Where the name ‘code’ for a computer program’s source text comes from? What does it mean to say “here is the code for that computer program”?


Following are some associations for the word ‘code’:



    As a noun:



  1. a coding system used for transmitting messages requiring brevity or secrecy



  2. the symbolic arrangement of data or instructions in a computer program or the set of such instructions



  3. a set of rules or principles or laws


  4. As a verb:



  5. convert ordinary language into code



  6. attach a code to


The mainstream association when talking about a computer programming language like Microsoft Visual C# is b). Nevertheless, what many people actually do when writing computer programs is a). Somehow, they have believed that the source text of a computer program must be cryptic and full of assumptions related to certain social context that extend beyond the semantics of the programming language.

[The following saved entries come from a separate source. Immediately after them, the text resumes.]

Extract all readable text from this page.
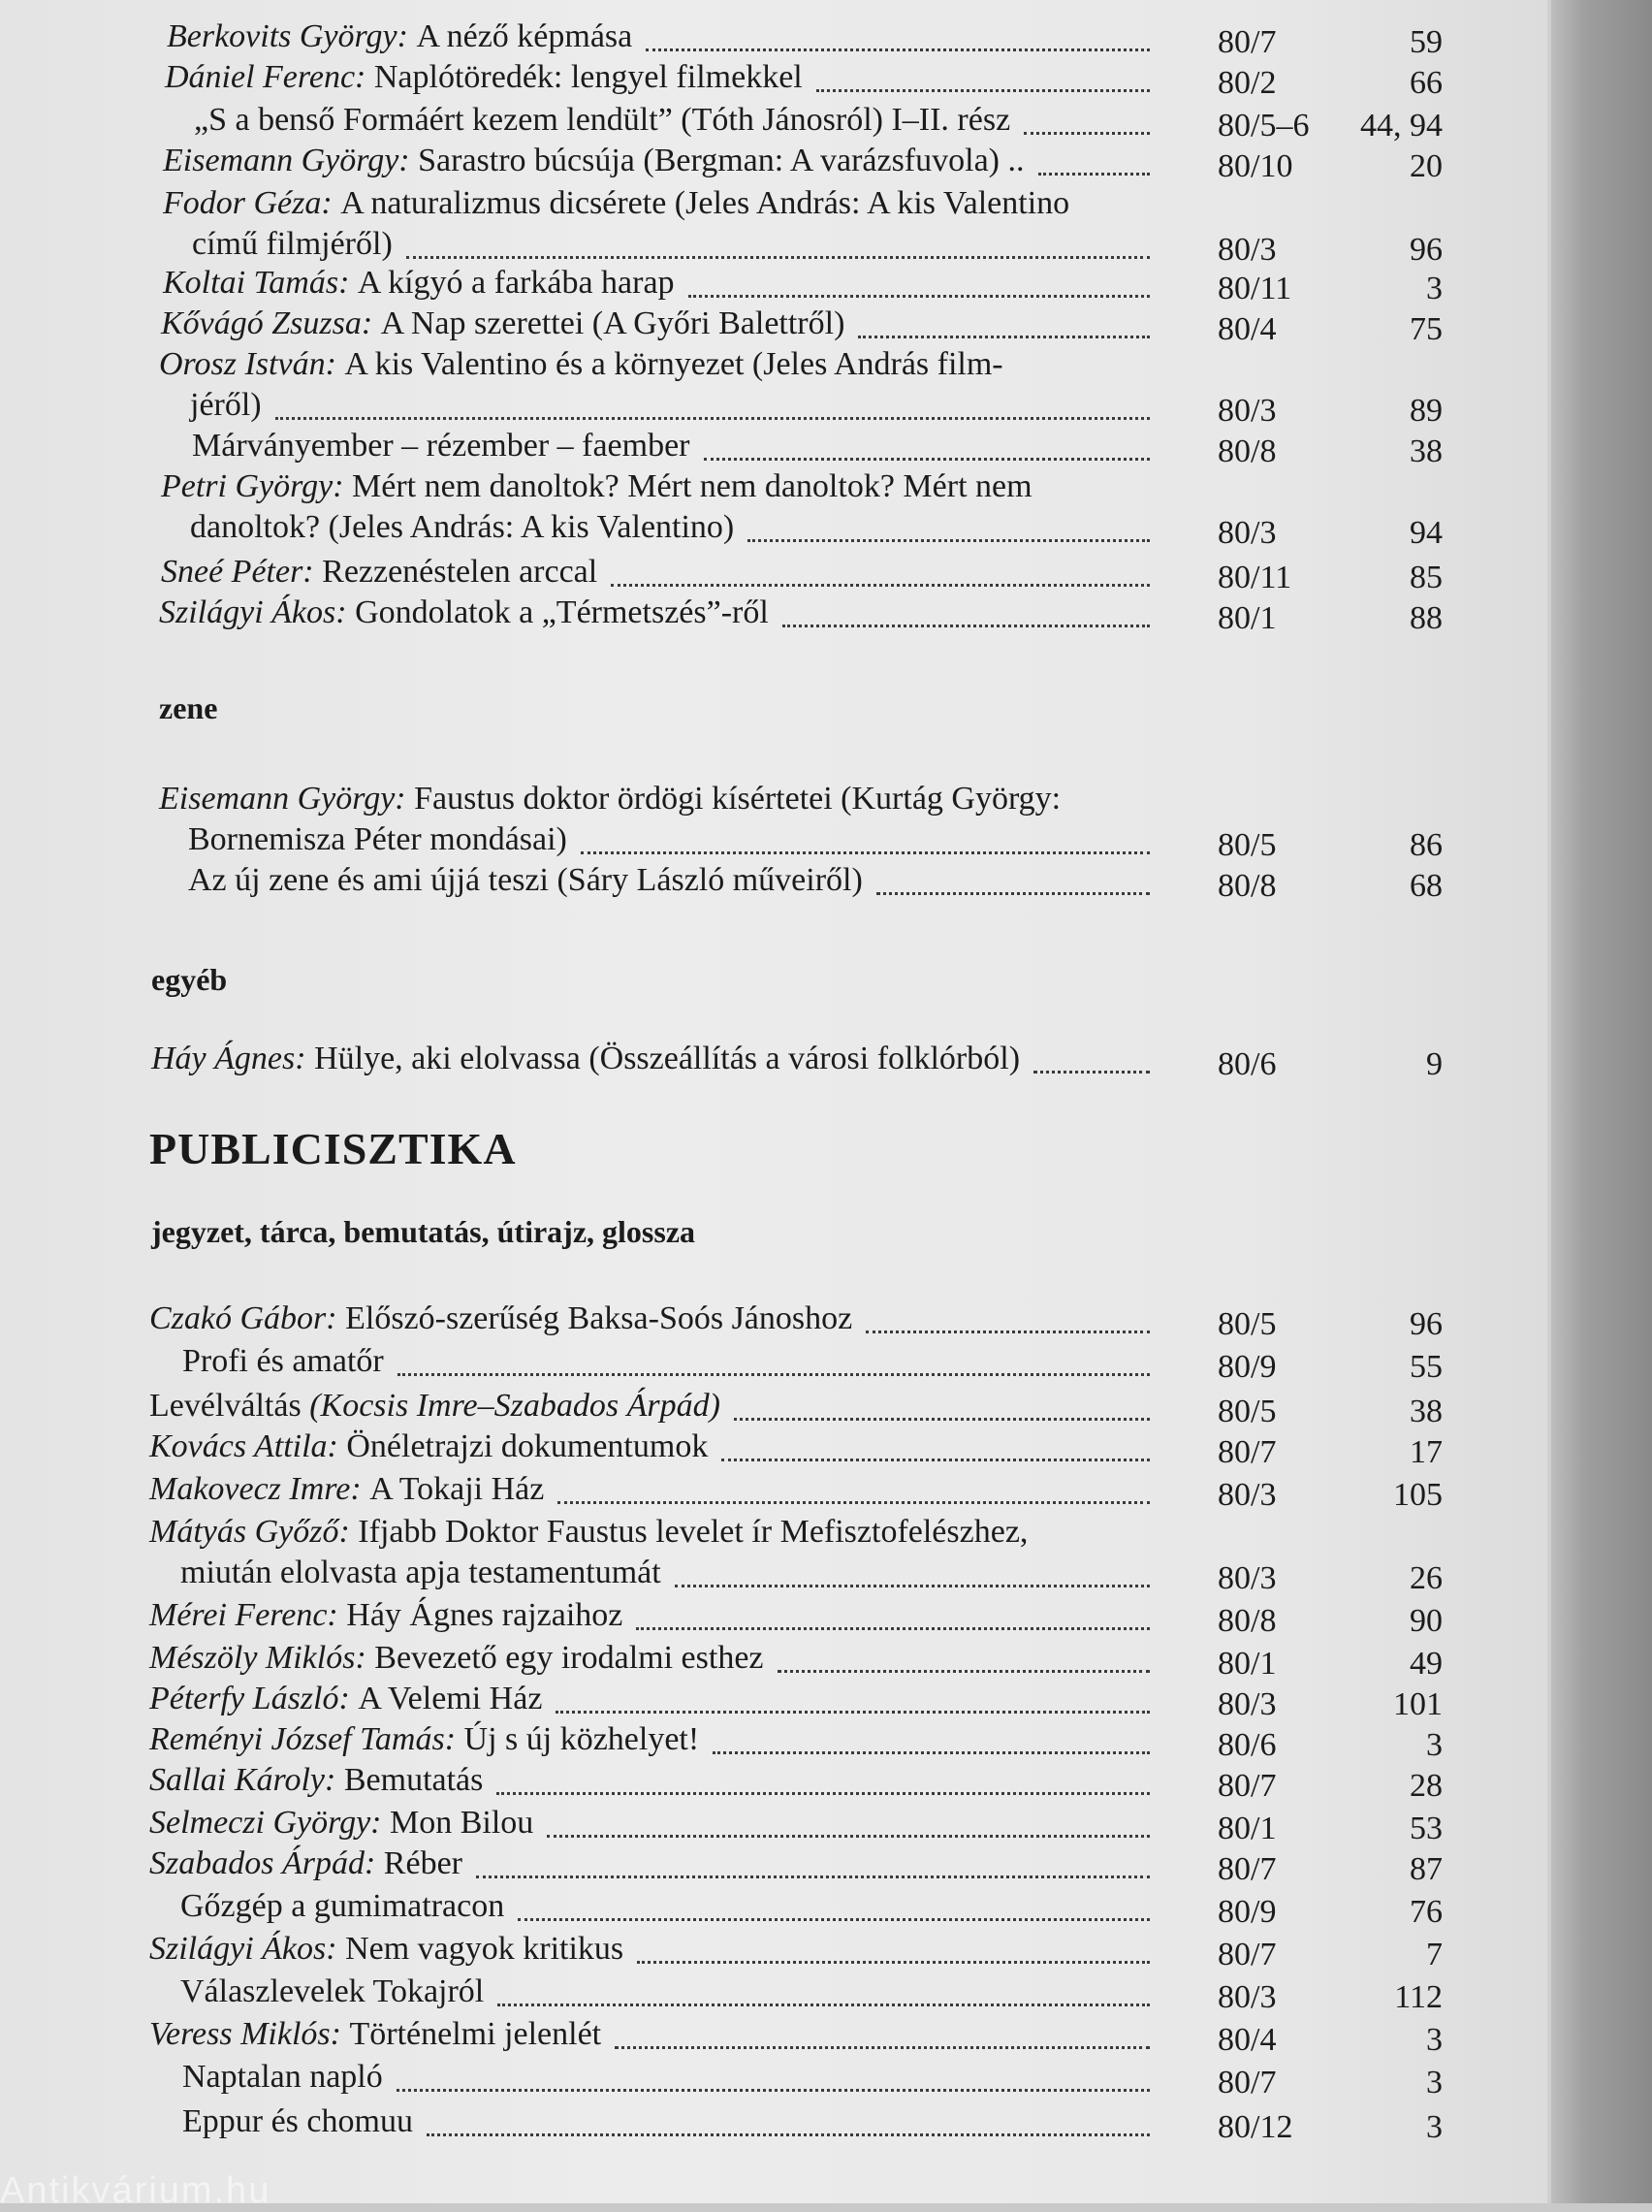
zene
egyéb
PUBLICISZTIKA
jegyzet, tárca, bemutatás, útirajz, glossza
Berkovits György: A néző képmása	80/7	59
Dániel Ferenc: Naplótöredék: lengyel filmekkel	80/2	66
„S a benső Formáért kezem lendült” (Tóth Jánosról) I–II. rész	80/5–6 44, 94
Eisemann György: Sarastro búcsúja (Bergman: A varázsfuvola) ..	80/10	20
Fodor Géza: A naturalizmus dicsérete (Jeles András: A kis Valentino
című filmjéről)	80/3	96
Koltai Tamás: A kígyó a farkába harap	80/11	3
Kővágó Zsuzsa: A Nap szerettei (A Győri Balettről)	80/4	75
Orosz István: A kis Valentino és a környezet (Jeles András film-
jéről)	80/3	89
Márványember – rézember – faember	80/8	38
Petri György: Mért nem danoltok? Mért nem danoltok? Mért nem
danoltok? (Jeles András: A kis Valentino)	80/3	94
Sneé Péter: Rezzenéstelen arccal	80/11	85
Szilágyi Ákos: Gondolatok a „Térmetszés”-ről	80/1	88
Eisemann György: Faustus doktor ördögi kísértetei (Kurtág György:
Bornemisza Péter mondásai)	80/5	86
Az új zene és ami újjá teszi (Sáry László műveiről)	80/8	68
Háy Ágnes: Hülye, aki elolvassa (Összeállítás a városi folklórból)	80/6	9
Czakó Gábor: Előszó-szerűség Baksa-Soós Jánoshoz	80/5	96
Profi és amatőr	80/9	55
Levélváltás (Kocsis Imre–Szabados Árpád)	80/5	38
Kovács Attila: Önéletrajzi dokumentumok	80/7	17
Makovecz Imre: A Tokaji Ház	80/3	105
Mátyás Győző: Ifjabb Doktor Faustus levelet ír Mefisztofelészhez,
miután elolvasta apja testamentumát	80/3	26
Mérei Ferenc: Háy Ágnes rajzaihoz	80/8	90
Mészöly Miklós: Bevezető egy irodalmi esthez	80/1	49
Péterfy László: A Velemi Ház	80/3	101
Reményi József Tamás: Új s új közhelyet!	80/6	3
Sallai Károly: Bemutatás	80/7	28
Selmeczi György: Mon Bilou	80/1	53
Szabados Árpád: Réber	80/7	87
Gőzgép a gumimatracon	80/9	76
Szilágyi Ákos: Nem vagyok kritikus	80/7	7
Válaszlevelek Tokajról	80/3	112
Veress Miklós: Történelmi jelenlét	80/4	3
Naptalan napló	80/7	3
Eppur és chomuu	80/12	3
Antikvárium.hu
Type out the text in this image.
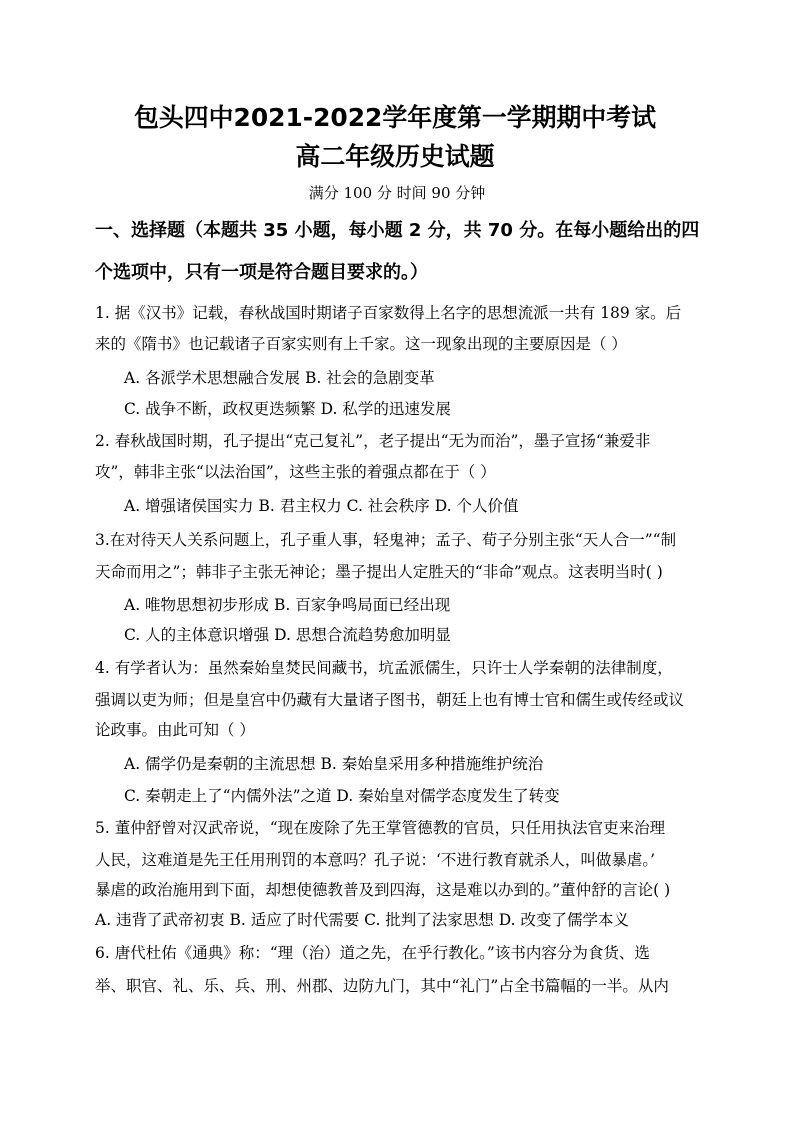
包头四中2021-2022学年度第一学期期中考试
高二年级历史试题
满分 100 分 时间 90 分钟
一、选择题（本题共 35 小题，每小题 2 分，共 70 分。在每小题给出的四
个选项中，只有一项是符合题目要求的。）
1. 据《汉书》记载，春秋战国时期诸子百家数得上名字的思想流派一共有 189 家。后
来的《隋书》也记载诸子百家实则有上千家。这一现象出现的主要原因是（ ）
A. 各派学术思想融合发展 B. 社会的急剧变革
C. 战争不断，政权更迭频繁 D. 私学的迅速发展
2. 春秋战国时期，孔子提出“克己复礼”，老子提出“无为而治”，墨子宣扬“兼爱非
攻”，韩非主张“以法治国”，这些主张的着强点都在于（ ）
A. 增强诸侯国实力 B. 君主权力 C. 社会秩序 D. 个人价值
3.在对待天人关系问题上，孔子重人事，轻鬼神；孟子、荀子分别主张“天人合一”“制
天命而用之”；韩非子主张无神论；墨子提出人定胜天的“非命”观点。这表明当时( )
A. 唯物思想初步形成 B. 百家争鸣局面已经出现
C. 人的主体意识增强 D. 思想合流趋势愈加明显
4. 有学者认为：虽然秦始皇焚民间藏书，坑孟派儒生，只许士人学秦朝的法律制度，
强调以吏为师；但是皇宫中仍藏有大量诸子图书，朝廷上也有博士官和儒生或传经或议
论政事。由此可知（ ）
A. 儒学仍是秦朝的主流思想 B. 秦始皇采用多种措施维护统治
C. 秦朝走上了“内儒外法”之道 D. 秦始皇对儒学态度发生了转变
5. 董仲舒曾对汉武帝说，“现在废除了先王掌管德教的官员，只任用执法官吏来治理
人民，这难道是先王任用刑罚的本意吗？孔子说：‘不进行教育就杀人，叫做暴虐。’
暴虐的政治施用到下面，却想使德教普及到四海，这是难以办到的。”董仲舒的言论( )
A. 违背了武帝初衷 B. 适应了时代需要 C. 批判了法家思想 D. 改变了儒学本义
6. 唐代杜佑《通典》称：“理（治）道之先，在乎行教化。”该书内容分为食货、选
举、职官、礼、乐、兵、刑、州郡、边防九门，其中“礼门”占全书篇幅的一半。从内
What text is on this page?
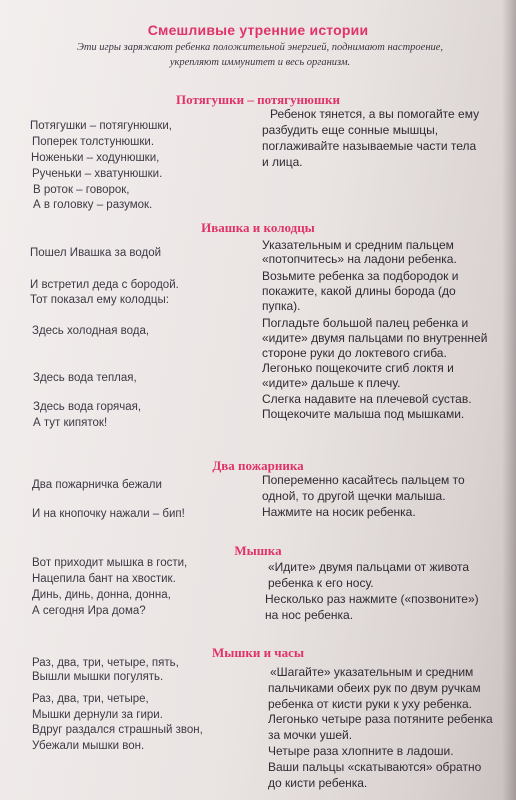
Смешливые утренние истории
Эти игры заряжают ребенка положительной энергией, поднимают настроение,
укрепляют иммунитет и весь организм.
Потягушки – потягунюшки
Потягушки – потягунюшки,
Поперек толстунюшки.
Ноженьки – ходунюшки,
Рученьки – хватунюшки.
В роток – говорок,
А в головку – разумок.
Ребенок тянется, а вы помогайте ему
разбудить еще сонные мышцы,
поглаживайте называемые части тела
и лица.
Ивашка и колодцы
Пошел Ивашка за водой
И встретил деда с бородой.
Тот показал ему колодцы:
Здесь холодная вода,
Здесь вода теплая,
Здесь вода горячая,
А тут кипяток!
Указательным и средним пальцем
«потопчитесь» на ладони ребенка.
Возьмите ребенка за подбородок и
покажите, какой длины борода (до
пупка).
Погладьте большой палец ребенка и
«идите» двумя пальцами по внутренней
стороне руки до локтевого сгиба.
Легонько пощекочите сгиб локтя и
«идите» дальше к плечу.
Слегка надавите на плечевой сустав.
Пощекочите малыша под мышками.
Два пожарника
Два пожарничка бежали
И на кнопочку нажали – бип!
Попеременно касайтесь пальцем то
одной, то другой щечки малыша.
Нажмите на носик ребенка.
Мышка
Вот приходит мышка в гости,
Нацепила бант на хвостик.
Динь, динь, донна, донна,
А сегодня Ира дома?
«Идите» двумя пальцами от живота
ребенка к его носу.
Несколько раз нажмите («позвоните»)
на нос ребенка.
Мышки и часы
Раз, два, три, четыре, пять,
Вышли мышки погулять.
Раз, два, три, четыре,
Мышки дернули за гири.
Вдруг раздался страшный звон,
Убежали мышки вон.
«Шагайте» указательным и средним
пальчиками обеих рук по двум ручкам
ребенка от кисти руки к уху ребенка.
Легонько четыре раза потяните ребенка
за мочки ушей.
Четыре раза хлопните в ладоши.
Ваши пальцы «скатываются» обратно
до кисти ребенка.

For example, a name like ‘dgv’ for a variable which type has the name ‘DataGridView’. Somebody could need the code —that is the logic behind the mapping— in order to get ‘DataGridView’ from ‘dgv’; even if this somebody is the same programmer six months later. A curious thing is how obvious or how smart the code behind can get to be for her at the moment of writing the code. It is amazing how a seemingly smart thing like this code behind could become so unwise with the past of time or viewed from a different social context than the original.